L’INTERPRÉTATION DE L’HISTOIRE
SELON ARISTOTE


56. — À cette doctrine, Aristote attribuait une signification historique, qui serait d’un intérêt capital : la doctrine exprimerait l’apport du génie grec qui a découvert tour à tour, et qui s’est défini à lui-même, chacune des quatre causes.
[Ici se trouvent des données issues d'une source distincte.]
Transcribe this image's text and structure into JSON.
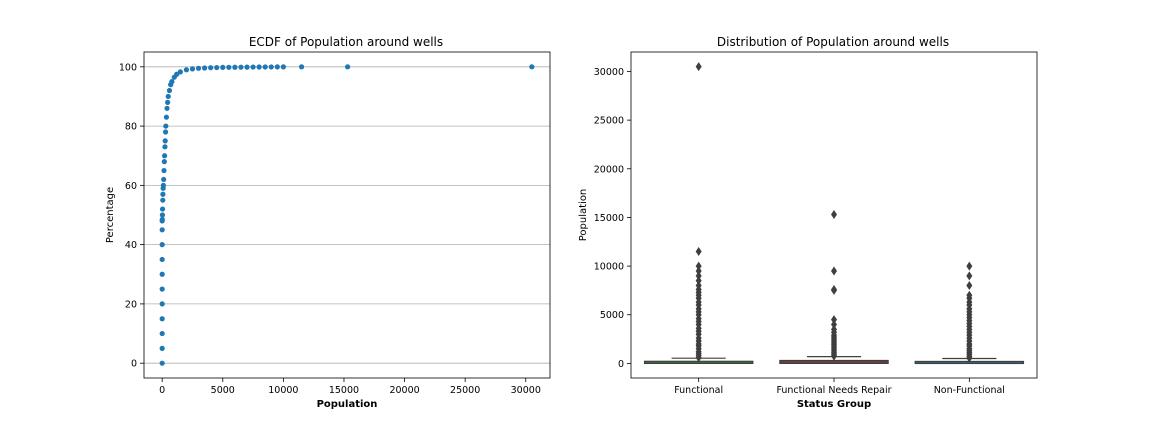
{
  "chart_data": [
    {
      "type": "scatter",
      "title": "ECDF of Population around wells",
      "xlabel": "Population",
      "ylabel": "Percentage",
      "xlim": [
        -1500,
        32000
      ],
      "ylim": [
        -5,
        105
      ],
      "xticks": [
        0,
        5000,
        10000,
        15000,
        20000,
        25000,
        30000
      ],
      "yticks": [
        0,
        20,
        40,
        60,
        80,
        100
      ],
      "grid": "y",
      "color": "#1f77b4",
      "points": [
        [
          0,
          0
        ],
        [
          0,
          5
        ],
        [
          0,
          10
        ],
        [
          0,
          15
        ],
        [
          0,
          20
        ],
        [
          0,
          25
        ],
        [
          0,
          30
        ],
        [
          0,
          35
        ],
        [
          0,
          40
        ],
        [
          0,
          45
        ],
        [
          0,
          48
        ],
        [
          10,
          48.5
        ],
        [
          20,
          50
        ],
        [
          30,
          52
        ],
        [
          50,
          55
        ],
        [
          60,
          57
        ],
        [
          80,
          59
        ],
        [
          100,
          60
        ],
        [
          120,
          62
        ],
        [
          150,
          65
        ],
        [
          180,
          68
        ],
        [
          200,
          70
        ],
        [
          230,
          73
        ],
        [
          250,
          75
        ],
        [
          280,
          78
        ],
        [
          300,
          80
        ],
        [
          350,
          83
        ],
        [
          400,
          86
        ],
        [
          450,
          88
        ],
        [
          500,
          90
        ],
        [
          600,
          92
        ],
        [
          700,
          94
        ],
        [
          800,
          95
        ],
        [
          1000,
          96.5
        ],
        [
          1200,
          97.5
        ],
        [
          1500,
          98.3
        ],
        [
          2000,
          99
        ],
        [
          2500,
          99.3
        ],
        [
          3000,
          99.5
        ],
        [
          3500,
          99.6
        ],
        [
          4000,
          99.7
        ],
        [
          4500,
          99.75
        ],
        [
          5000,
          99.8
        ],
        [
          5500,
          99.83
        ],
        [
          6000,
          99.86
        ],
        [
          6500,
          99.88
        ],
        [
          7000,
          99.9
        ],
        [
          7500,
          99.92
        ],
        [
          8000,
          99.94
        ],
        [
          8500,
          99.95
        ],
        [
          9000,
          99.96
        ],
        [
          9500,
          99.97
        ],
        [
          10000,
          99.98
        ],
        [
          11500,
          99.99
        ],
        [
          15300,
          99.995
        ],
        [
          30500,
          100
        ]
      ]
    },
    {
      "type": "box",
      "title": "Distribution of Population around wells",
      "xlabel": "Status Group",
      "ylabel": "Population",
      "categories": [
        "Functional",
        "Functional Needs Repair",
        "Non-Functional"
      ],
      "ylim": [
        -1500,
        32000
      ],
      "yticks": [
        0,
        5000,
        10000,
        15000,
        20000,
        25000,
        30000
      ],
      "colors": [
        "#3a923a",
        "#c03d3e",
        "#3274a1"
      ],
      "boxes": [
        {
          "q1": 0,
          "median": 25,
          "q3": 215,
          "whisker_low": 0,
          "whisker_high": 537,
          "outliers": [
            600,
            800,
            1000,
            1200,
            1500,
            1800,
            2000,
            2300,
            2600,
            3000,
            3300,
            3600,
            4000,
            4300,
            4600,
            5000,
            5300,
            5600,
            6000,
            6300,
            6700,
            7000,
            7300,
            7600,
            8000,
            8500,
            9000,
            9500,
            10000,
            11500,
            30500
          ]
        },
        {
          "q1": 0,
          "median": 150,
          "q3": 300,
          "whisker_low": 0,
          "whisker_high": 700,
          "outliers": [
            750,
            900,
            1100,
            1300,
            1500,
            1700,
            1900,
            2100,
            2300,
            2500,
            2700,
            2900,
            3200,
            3500,
            4000,
            4500,
            7500,
            7600,
            9500,
            15300
          ]
        },
        {
          "q1": 0,
          "median": 1,
          "q3": 200,
          "whisker_low": 0,
          "whisker_high": 500,
          "outliers": [
            550,
            700,
            900,
            1100,
            1300,
            1500,
            1800,
            2000,
            2300,
            2600,
            2900,
            3200,
            3500,
            3800,
            4100,
            4400,
            4700,
            5000,
            5300,
            5600,
            6000,
            6300,
            6700,
            7000,
            8000,
            9000,
            10000
          ]
        }
      ]
    }
  ]
}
La cause matérielle aurait été la principale préoccupation des premiers philosophes, qui étaient eux-mêmes successeurs des anciens théologiens[1]. Avec Thalès, Anaximène et Diogène, avec Hippase de Métaponte et Héraclite d’Éphèse, chacun des éléments : eau, air, feu, émerge en quelque sorte à la surface de la philosophie, jusqu’à Empédocle qui les retient tous à la fois, leur ajoute la terre, et fonde pour des siècles la théorie classique des quatre éléments. Avec ce même Empédocle apparaissent des principes ayant une fonction nouvelle : la fonction d’expliquer le changement. Il ne s’agit plus seulement, comme chez les physiologues antérieurs, de découvrir ce qui subsistait de permanent et d’immuable sous les transformations apparentes ; il s’agit de rendre compte de ces transformations elles-mêmes, et c’est le rôle qu’Empédocle, se souvenant de l’Ερως des Théogonies, confère à l’amitié, φιλία, et d’autre part, au principe opposé, à la discorde, νεικος[2]. Amitié et discorde sont des causes motrices. L’élaboration de la cause formelle fut l’œuvre de l’école pythagoricienne. L’assimilation des choses aux nombres a ce résultat de faire reposer l’explication causale sur l’essence interne telle qu’elle se manifeste par la définition[3]. La participation platonicienne, avec une distinction plus nette de la matière et de la forme, ne fait que poser le primat de la forme, la forme étant à la fois le concept général, hérité de Socrate, et l’idée mathématique, héritée

  1. Met., A, 3, 983 b 6.
  2. Met., A, 4, 984 b 24 et suiv.
  3. Met., A, 5, 987 a 13.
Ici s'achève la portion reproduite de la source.